My team does our best work when product brings us in early. And I don’t necessarily mean early from a time perspective (though that’s greatly appreciated too). UX truly shines when product involves us from the feature elaboration stage. Ultimately, there shouldn’t be an adversarial relationship between UX and product. Rather, it should be a partnership. We’re truly able to perform when we both play to our strengths. Ideation and interaction design aren’t product’s strengths anymore than Gantt charts and understanding technical implementations are UX’s. As an example of when things go right, I’d like to reflect on developing the feature that fixed the need for the warning from the last example.

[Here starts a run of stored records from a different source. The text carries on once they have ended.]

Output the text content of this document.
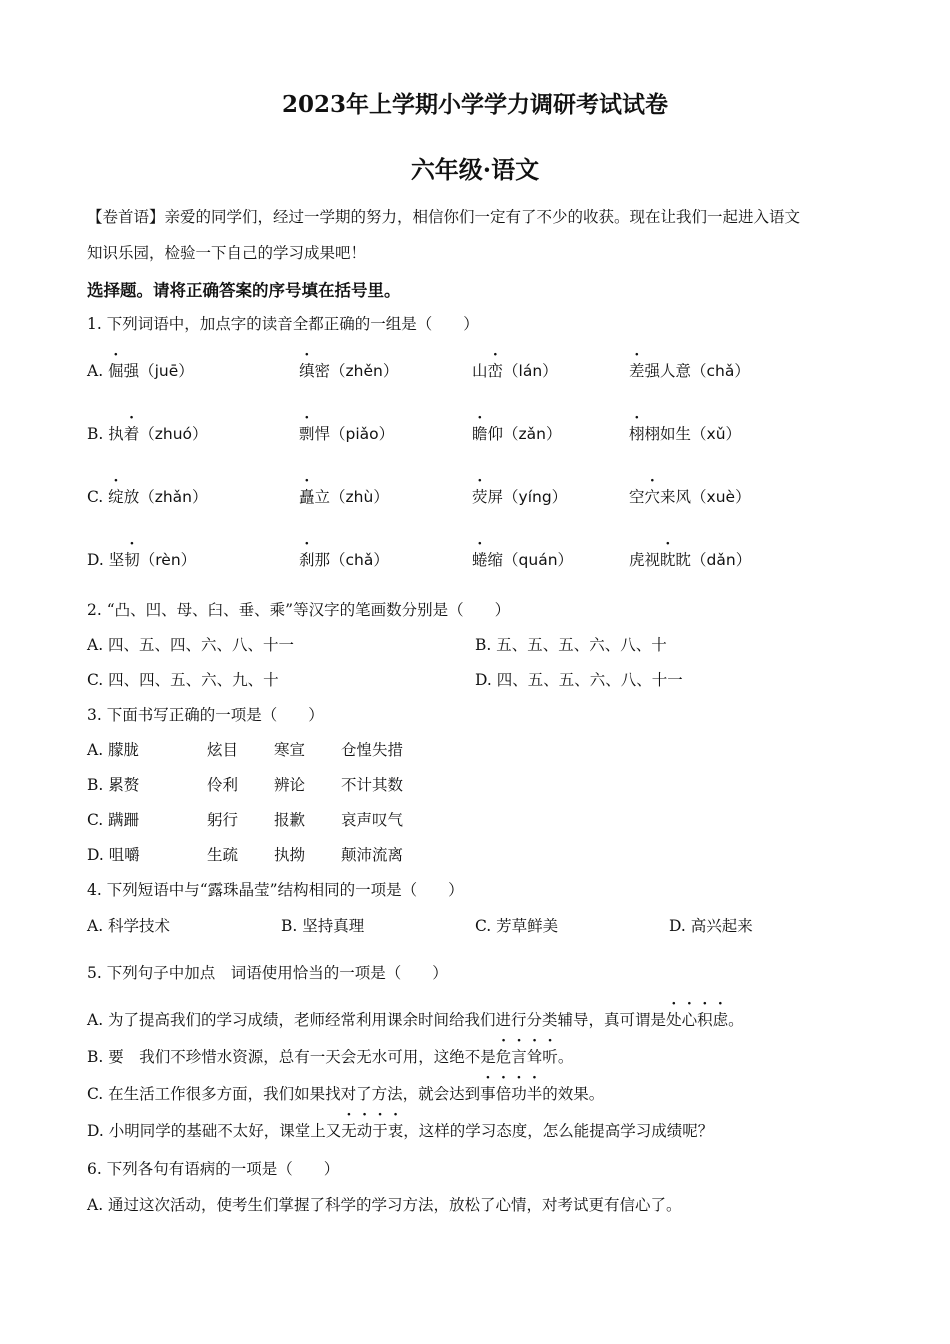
2023年上学期小学学力调研考试试卷
六年级·语文
【卷首语】亲爱的同学们，经过一学期的努力，相信你们一定有了不少的收获。现在让我们一起进入语文
知识乐园，检验一下自己的学习成果吧！
选择题。请将正确答案的序号填在括号里。
1. 下列词语中，加点字的读音全都正确的一组是（　　）
A. 倔强（juē）	缜密（zhěn）	山峦（lán）	差强人意（chǎ）
B. 执着（zhuó）	剽悍（piǎo）	瞻仰（zǎn）	栩栩如生（xǔ）
C. 绽放（zhǎn）	矗立（zhù）	荧屏（yíng）	空穴来风（xuè）
D. 坚韧（rèn）	刹那（chǎ）	蜷缩（quán）	虎视眈眈（dǎn）
2. “凸、凹、母、臼、垂、乘”等汉字的笔画数分别是（　　）
A. 四、五、四、六、八、十一	B. 五、五、五、六、八、十
C. 四、四、五、六、九、十	D. 四、五、五、六、八、十一
3. 下面书写正确的一项是（　　）
A. 朦胧	炫目 寒宣 仓惶失措
B. 累赘	伶利 辨论 不计其数
C. 蹒跚	躬行 报歉 哀声叹气
D. 咀嚼	生疏 执拗 颠沛流离
4. 下列短语中与“露珠晶莹”结构相同的一项是（　　）
A. 科学技术	B. 坚持真理	C. 芳草鲜美	D. 高兴起来
5. 下列句子中加点　词语使用恰当的一项是（　　）
A. 为了提高我们的学习成绩，老师经常利用课余时间给我们进行分类辅导，真可谓是处心积虑。
B. 要　我们不珍惜水资源，总有一天会无水可用，这绝不是危言耸听。
C. 在生活工作很多方面，我们如果找对了方法，就会达到事倍功半的效果。
D. 小明同学的基础不太好，课堂上又无动于衷，这样的学习态度，怎么能提高学习成绩呢？
6. 下列各句有语病的一项是（　　）
A. 通过这次活动，使考生们掌握了科学的学习方法，放松了心情，对考试更有信心了。
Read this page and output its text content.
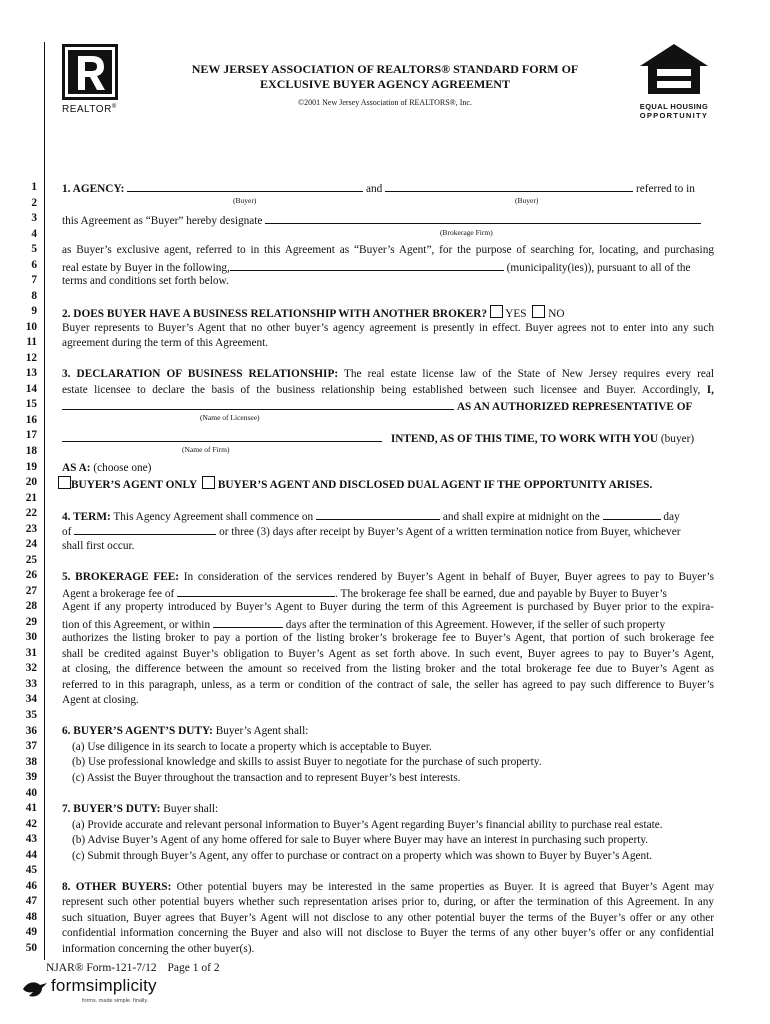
REALTOR®
NEW JERSEY ASSOCIATION OF REALTORS® STANDARD FORM OF
EXCLUSIVE BUYER AGENCY AGREEMENT
©2001 New Jersey Association of REALTORS®, Inc.	EQUAL HOUSING
OPPORTUNITY
1
2
3
4
5
6
7
8
9
10
11
12
13
14
15
16
17
18
19
20
21
22
23
24
25
26
27
28
29
30
31
32
33
34
35
36
37
38
39
40
41
42
43
44
45
46
47
48
49
50
1. AGENCY:	and	referred to in
(Buyer)	(Buyer)
this Agreement as “Buyer” hereby designate
(Brokerage Firm)
as Buyer’s exclusive agent, referred to in this Agreement as “Buyer’s Agent”, for the purpose of searching for, locating, and purchasing
real estate by Buyer in the following,	(municipality(ies)), pursuant to all of the
terms and conditions set forth below.
2. DOES BUYER HAVE A BUSINESS RELATIONSHIP WITH ANOTHER BROKER? YES NO
Buyer represents to Buyer’s Agent that no other buyer’s agency agreement is presently in effect. Buyer agrees not to enter into any such
agreement during the term of this Agreement.
3. DECLARATION OF BUSINESS RELATIONSHIP: The real estate license law of the State of New Jersey requires every real
estate licensee to declare the basis of the business relationship being established between such licensee and Buyer. Accordingly, I,
AS AN AUTHORIZED REPRESENTATIVE OF
(Name of Licensee)
INTEND, AS OF THIS TIME, TO WORK WITH YOU (buyer)
(Name of Firm)
AS A: (choose one)
BUYER’S AGENT ONLY BUYER’S AGENT AND DISCLOSED DUAL AGENT IF THE OPPORTUNITY ARISES.
4. TERM: This Agency Agreement shall commence on	and shall expire at midnight on the	day
of	or three (3) days after receipt by Buyer’s Agent of a written termination notice from Buyer, whichever
shall first occur.
5. BROKERAGE FEE: In consideration of the services rendered by Buyer’s Agent in behalf of Buyer, Buyer agrees to pay to Buyer’s
Agent a brokerage fee of	. The brokerage fee shall be earned, due and payable by Buyer to Buyer’s
Agent if any property introduced by Buyer’s Agent to Buyer during the term of this Agreement is purchased by Buyer prior to the expira-
tion of this Agreement, or within	days after the termination of this Agreement. However, if the seller of such property
authorizes the listing broker to pay a portion of the listing broker’s brokerage fee to Buyer’s Agent, that portion of such brokerage fee
shall be credited against Buyer’s obligation to Buyer’s Agent as set forth above. In such event, Buyer agrees to pay to Buyer’s Agent,
at closing, the difference between the amount so received from the listing broker and the total brokerage fee due to Buyer’s Agent as
referred to in this paragraph, unless, as a term or condition of the contract of sale, the seller has agreed to pay such difference to Buyer’s
Agent at closing.
6. BUYER’S AGENT’S DUTY: Buyer’s Agent shall:
(a) Use diligence in its search to locate a property which is acceptable to Buyer.
(b) Use professional knowledge and skills to assist Buyer to negotiate for the purchase of such property.
(c) Assist the Buyer throughout the transaction and to represent Buyer’s best interests.
7. BUYER’S DUTY: Buyer shall:
(a) Provide accurate and relevant personal information to Buyer’s Agent regarding Buyer’s financial ability to purchase real estate.
(b) Advise Buyer’s Agent of any home offered for sale to Buyer where Buyer may have an interest in purchasing such property.
(c) Submit through Buyer’s Agent, any offer to purchase or contract on a property which was shown to Buyer by Buyer’s Agent.
8. OTHER BUYERS: Other potential buyers may be interested in the same properties as Buyer. It is agreed that Buyer’s Agent may
represent such other potential buyers whether such representation arises prior to, during, or after the termination of this Agreement. In any
such situation, Buyer agrees that Buyer’s Agent will not disclose to any other potential buyer the terms of the Buyer’s offer or any other
confidential information concerning the Buyer and also will not disclose to Buyer the terms of any other buyer’s offer or any confidential
information concerning the other buyer(s).
NJAR® Form-121-7/12 Page 1 of 2
formsimplicity
forms. made simple. finally.
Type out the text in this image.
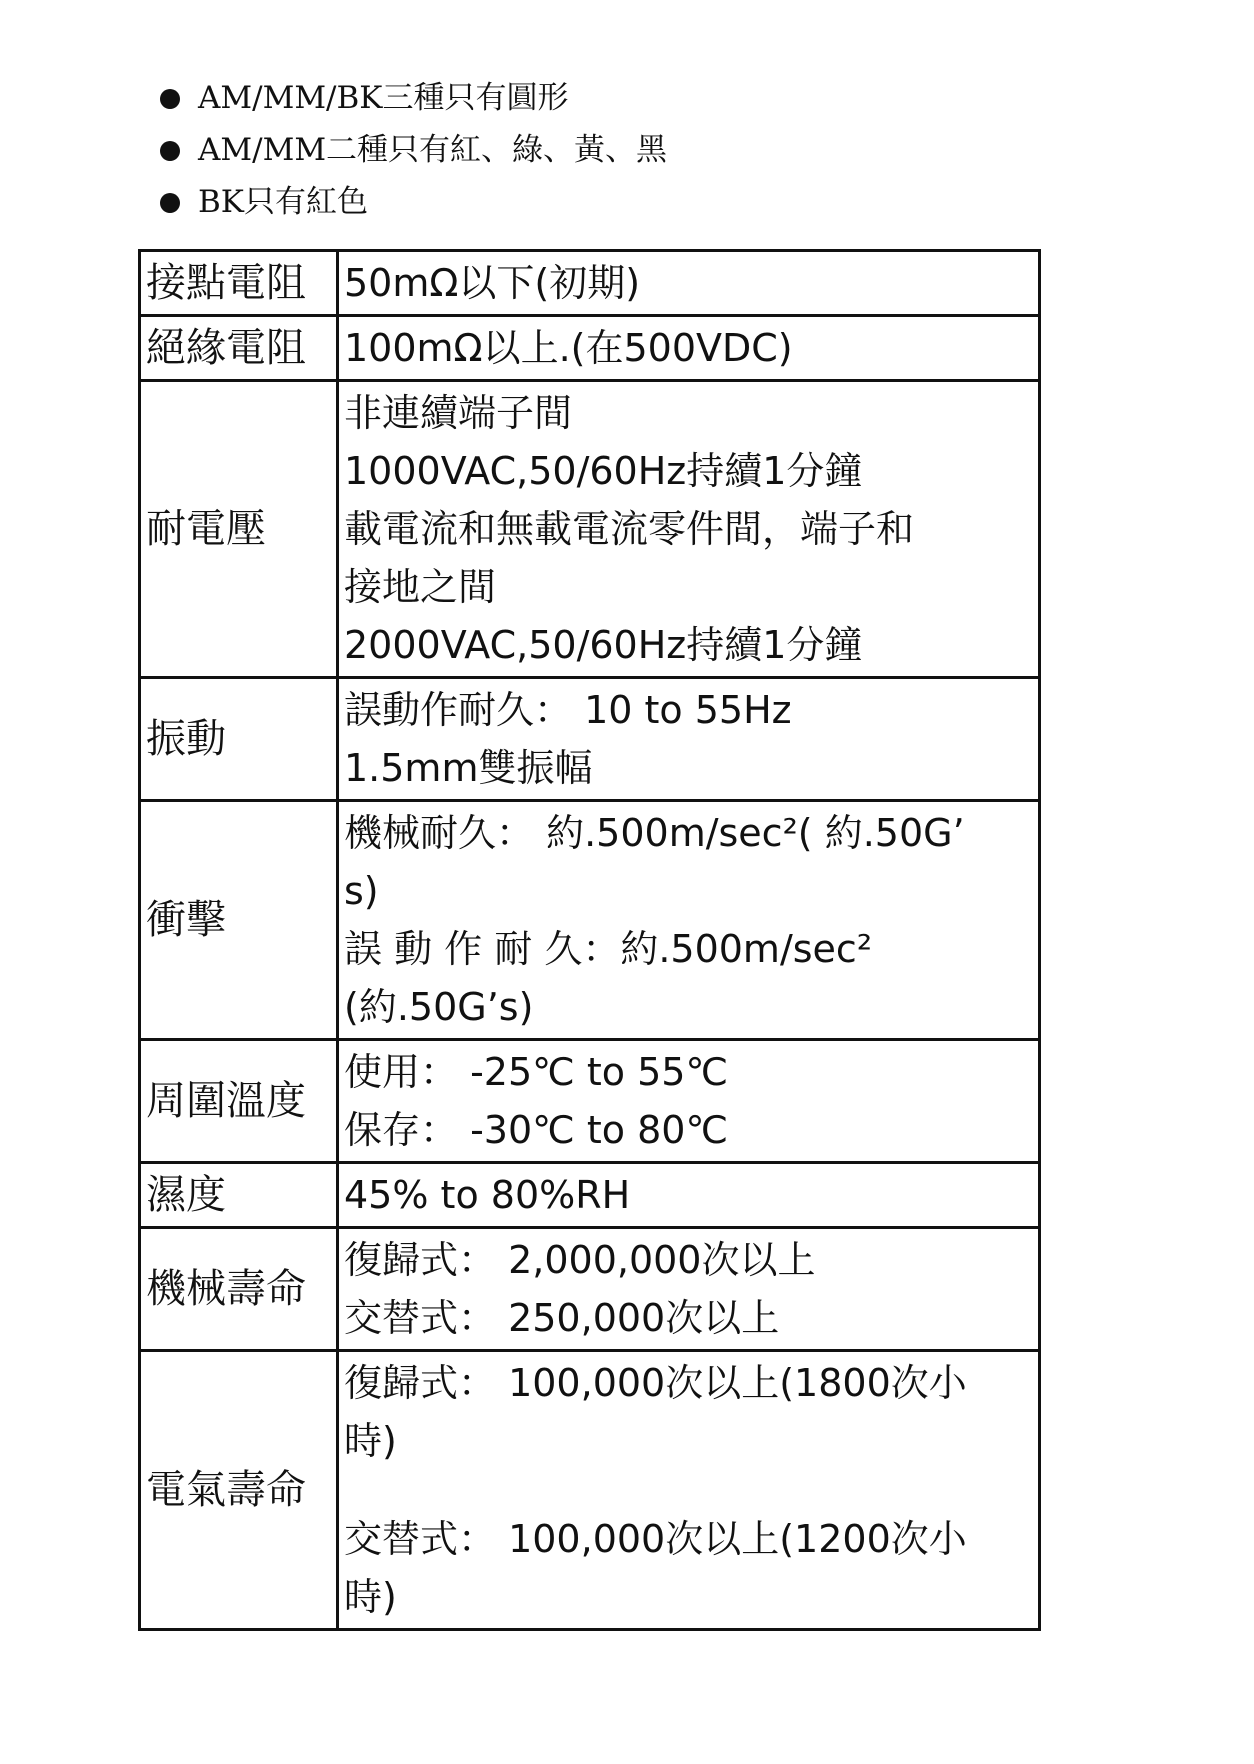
AM/MM/BK三種只有圓形
AM/MM二種只有紅、綠、黃、黑
BK只有紅色
接點電阻	50mΩ以下(初期)

絕緣電阻	100mΩ以上.(在500VDC)

耐電壓	非連續端子間
1000VAC,50/60Hz持續1分鐘
載電流和無載電流零件間，端子和
接地之間
2000VAC,50/60Hz持續1分鐘

振動	誤動作耐久： 10 to 55Hz
1.5mm雙振幅

衝擊	機械耐久： 約.500m/sec²( 約.50G’
s)
誤 動 作 耐 久：約.500m/sec²
(約.50G’s)

周圍溫度	使用： -25℃ to 55℃
保存： -30℃ to 80℃

濕度	45% to 80%RH

機械壽命	復歸式： 2,000,000次以上
交替式： 250,000次以上

電氣壽命	復歸式： 100,000次以上(1800次小
時)
交替式： 100,000次以上(1200次小
時)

To solve this compound key entanglement issue, we built a new compound key that uses unique identifiers. The challenge for product and UX was that the old accounts without the new key would still be in the system. Product explained to us that, due to a technical limitation in the database, we wouldn’t be able to just lift and shift the existing users into the new system. They’d effectively have to get phased out when their accounts close over the next year or so. But in the meantime, we’d need to solve for users that mistype their ID during the sign-up phase. Product suggested that we have users enter their ID up three times depending on various factors. Obviously having a user enter the same piece of hard-to-remember information on three separate pages is a no-go, so we explored alternative options. Our resolution was to have the user enter their ID twice on a single page to prevent mistypes. We wanted to make a decision founded in data, but product reported that they didn’t have a number for how frequently ID mistypes occur (an article for another day), so we did some math. We found that the likelihood of a user entering their ID wrong such that it matches another user’s ID while the two user’s have the same secondary key is so exceptionally small, that it’s effectively zero. 2^-9 % of the time. 0.000000002% of entries would be collisions if every entry is a mistype. We found it was safe to say this was basically zero. As such, we pitched our case to risk and got the green light to proceed. As a result, we made a more delightful experience for hundreds of thousands of people. This would not have been possible if product built their engineering solution around the multiple entries method.

In summary, UX and product should be partners, not adversaries. We’re two halves of the same whole.